Posted: 7:00 p.m. Sunday, April 21, 2013

Hamilton woman shares story of journey from abuse


Hamilton woman shares story of journey from abuse photo
Trudy Boudinet, a Hamilton resident, speaks out about the domestic violence she endured.

By Richard Jones

Staff Writer


Trudy Fultz was 24 years old when she met the man she would marry.

She’d lived on her own and had been in other relationships, had even broken off a few of them herself, so she doesn’t think it was because she was naive or anything like that.

But when the abuse started, it took her a long time to recognize it for what it was.

“I was raised with a mom who yelled and threw things,” she said. “So I thought it was normal for some people to yell and throw things.”

And that’s why, she said, it took her 21 years to seek refuge.

Her story is not an unusual one, according to Fran Reese, director of domestic violence programs at the YWCA Hamilton.

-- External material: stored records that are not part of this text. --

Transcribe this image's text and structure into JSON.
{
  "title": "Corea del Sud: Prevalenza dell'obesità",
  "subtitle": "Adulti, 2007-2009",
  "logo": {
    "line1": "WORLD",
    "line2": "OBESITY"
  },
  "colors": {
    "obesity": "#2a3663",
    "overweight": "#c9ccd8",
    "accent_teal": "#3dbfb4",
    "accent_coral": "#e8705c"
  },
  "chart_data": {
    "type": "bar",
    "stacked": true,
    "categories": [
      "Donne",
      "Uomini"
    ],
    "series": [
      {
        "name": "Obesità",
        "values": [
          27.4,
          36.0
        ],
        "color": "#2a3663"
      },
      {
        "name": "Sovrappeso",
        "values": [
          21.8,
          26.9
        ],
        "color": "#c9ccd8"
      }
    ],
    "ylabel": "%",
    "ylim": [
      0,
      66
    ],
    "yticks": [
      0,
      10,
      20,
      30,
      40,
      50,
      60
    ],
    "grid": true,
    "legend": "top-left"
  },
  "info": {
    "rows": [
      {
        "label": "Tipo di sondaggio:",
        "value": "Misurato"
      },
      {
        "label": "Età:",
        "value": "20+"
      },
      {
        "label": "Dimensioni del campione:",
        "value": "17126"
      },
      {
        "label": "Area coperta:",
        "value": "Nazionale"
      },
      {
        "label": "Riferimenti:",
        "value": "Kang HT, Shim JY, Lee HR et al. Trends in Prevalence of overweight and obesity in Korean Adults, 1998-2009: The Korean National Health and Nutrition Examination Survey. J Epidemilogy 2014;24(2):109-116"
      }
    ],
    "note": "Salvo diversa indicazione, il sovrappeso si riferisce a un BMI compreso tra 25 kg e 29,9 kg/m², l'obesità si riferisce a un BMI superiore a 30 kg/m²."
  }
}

“That’s how the cycle continues from one generation to another,” she said. “You have young ladies saying ‘My dad talked to my mother like that all the time,’ and they think that’s love. Or they think ‘He’s jealous because he loves me.’ ”

Fultz said that in retrospect, the problems started shortly after they were married.

“He’d put other people before my needs, little things that you wouldn’t normally think of as abuse,” she said. “So I would just make compromises to save the marriage and be a good wife because it just seemed easier to give up than to keep fighting. He was raised in a male-dominated home and I was raised in a female-dominated home, so we just had different ways.”

“As soon as he would walk in the door, a dreary cloud would fall all over the place,” she said.

Reese said, “Domestic violence is often a hidden crime. Perpetrators know that that if they get physical, how not to make a mark.

“The victim is in denial a lot, and the whole family ends up in a dysfunctional situation, but they see it as the norm,” she said.

She likened it to learning to cook: If you watch your mother prepare a chicken a certain way all your life, chances are you’re going to do it the same way, want your spouse to do it the same way and may not like it if it’s done any other way.

Many women endure it, she said, because the alternative — leaving — is a big unknown and can trigger a confrontation.

“Mentally,” Fultz said, “I had left him six years ago, but I stayed for the kids. By the time I told my (18-year-old) son, he said, ‘Mom, you should have left a long time ago.’ “

“I didn’t get out because I didn’t have the support to get out,” she said.

But six years ago, she succumbed to a deep depression and ended up in the hospital.

“I spent a year in crisis mode,” she said. “He’d even go to therapy with me and voice his support, but nothing really changed.”

When his own family started telling her that she’d be better off without him, she finally made the decision to leave, and contacted the YWCA, who set her up in the Dove House, a shelter for abused women and victims of domestic violence.

Reese said that in 2012, the domestic violence program at the YWCA served more than 3,500 women through its hotline, referral system, court advocacy and support and outreach groups.

The staff at the YWCA are especially protective of the clients at the Dove House, which is in an undisclosed location even to women who enter into the program. Reese said that when it is determined that a woman should be in the program, they meet at the YWCA and are then taken to the shelter to keeps its location a secret.

Fultz ended up there the day before Thanksgiving.

“It was the best Thanksgiving I’d had in years,” she said. “There was a sense of peace that I’d never known.”

“When they come to the shelter,” Reese said, “they realize they’re not the only one. It’s our job to let them know there’s a better way to live.”

While they are at the shelter, women get the counseling and support they need to start a new life, even providing supplies to set up a new household.

“We build their self-esteem and help them realize they made the right decision,” she said, “that they deserve to live a violence-free life. She has the opportunity to show her daughter and her son what a healthy family can be.”

Balloon launch to remember crime victims

The YWCA of Hamilton Dove House Shelter has planned a community event in honor of National Crime Victims’ Rights Week (April 21-27).

A balloon launch in remembrance of Butler County crime victims will take place at noon Tuesday, April 23, at Tedia Company, 1000 Tedia Way, Fairfield.